Cahermakerrila, Cahermakerrila, Co. Clare
Co. Clare |
Ringforts
A cashel, or drystone-walled enclosure of early medieval type, sits on a low rise in the karst Burren plateau of County Clare, quietly layered with several centuries of occupation and, by 1893, already described as being in a state of great dilapidation.
What makes Cahermakerrila quietly unusual is not just its age but the way later generations kept grafting themselves onto it. Two rectilinear drystone structures, one identified by the antiquarian Thomas Johnson Westropp in 1915 as an old oblong house and the other as two ruined cabins, are pressed against the cashel's outer wall on its south-east and south-west sides. They do not appear on the 1842 Ordnance Survey six-inch map but are visible on the 1897 twenty-five-inch edition, suggesting someone was still making practical use of a structure already ancient by the time they arrived.
The cashel itself is subcircular, measuring roughly 34 metres north to south and 33 metres east to west, with a drystone wall up to four metres wide. The outer face is carefully constructed, with large limestone blocks, each about a metre long and a metre high, forming the base, and smaller slabs tapering toward the top. The wall survives to an external height of up to 2.6 metres along its north-east arc, where two stone buttresses also project outward, the larger of them rising to around two metres. A displaced lintel stone lies near the entrance on the south-east side, a reminder that the opening was once properly finished. Inside, a collapsed drystone wall meanders across the middle of the enclosure, and the remains of a hut site occupy the north-east interior. The name itself carries a genealogical thread. Westropp traced the eponymous figure, the son of Irial, to a branch of the Corcamodruadh tribal grouping, associated with the O'Conor and O'Loughlin families, and placed him at around 1430 or later. He was careful to note, though, that forts in Ireland are commonly named after later occupants rather than original builders, so the cashel's foundation could be considerably earlier. The Irish form of the name, Cathair Mhic Oirialle, as recorded on Tim Robinson's 1977 map of the Burren, preserves that lineage more legibly than the anglicised version.
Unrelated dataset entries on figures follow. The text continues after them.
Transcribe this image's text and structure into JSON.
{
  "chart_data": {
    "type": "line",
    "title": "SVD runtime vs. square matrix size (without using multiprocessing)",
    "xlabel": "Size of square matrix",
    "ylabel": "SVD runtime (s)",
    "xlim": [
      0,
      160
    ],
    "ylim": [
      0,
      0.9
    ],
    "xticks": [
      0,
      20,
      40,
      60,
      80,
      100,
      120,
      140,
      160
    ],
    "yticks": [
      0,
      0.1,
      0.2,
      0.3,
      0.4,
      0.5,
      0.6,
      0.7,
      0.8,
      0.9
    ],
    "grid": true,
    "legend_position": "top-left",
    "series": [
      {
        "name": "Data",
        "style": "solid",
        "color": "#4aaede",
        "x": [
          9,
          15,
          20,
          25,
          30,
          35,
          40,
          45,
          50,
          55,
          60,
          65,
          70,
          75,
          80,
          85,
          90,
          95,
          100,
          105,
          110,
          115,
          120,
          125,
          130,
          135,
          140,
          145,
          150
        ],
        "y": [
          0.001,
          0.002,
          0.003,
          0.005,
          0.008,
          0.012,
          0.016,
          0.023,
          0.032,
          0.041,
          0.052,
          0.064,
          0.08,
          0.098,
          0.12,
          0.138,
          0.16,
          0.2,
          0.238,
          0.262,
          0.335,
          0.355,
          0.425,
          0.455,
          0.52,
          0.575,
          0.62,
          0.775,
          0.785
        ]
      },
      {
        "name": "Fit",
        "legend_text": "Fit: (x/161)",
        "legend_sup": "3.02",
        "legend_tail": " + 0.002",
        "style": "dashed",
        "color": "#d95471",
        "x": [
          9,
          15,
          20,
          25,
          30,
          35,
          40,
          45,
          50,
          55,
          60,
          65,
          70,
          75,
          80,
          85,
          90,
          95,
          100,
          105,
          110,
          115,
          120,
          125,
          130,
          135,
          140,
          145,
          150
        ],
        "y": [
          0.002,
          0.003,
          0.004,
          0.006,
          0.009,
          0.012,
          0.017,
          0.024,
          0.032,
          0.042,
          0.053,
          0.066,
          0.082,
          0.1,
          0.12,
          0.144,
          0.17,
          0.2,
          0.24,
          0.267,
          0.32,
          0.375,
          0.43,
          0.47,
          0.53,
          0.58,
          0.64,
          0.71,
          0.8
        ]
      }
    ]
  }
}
The site sits within a large multiperiod field system, with further enclosures and hut sites clustered to the west and south-west, and a house of indeterminate date about nineteen metres to the south-east. From the rise, Slieve Elva is visible to the north-north-west. The whole landscape has the quality common to the Burren: everything built here was built from the same grey limestone that surfaces underfoot, making it easy to walk past a wall that has been standing for six centuries without quite registering what it is.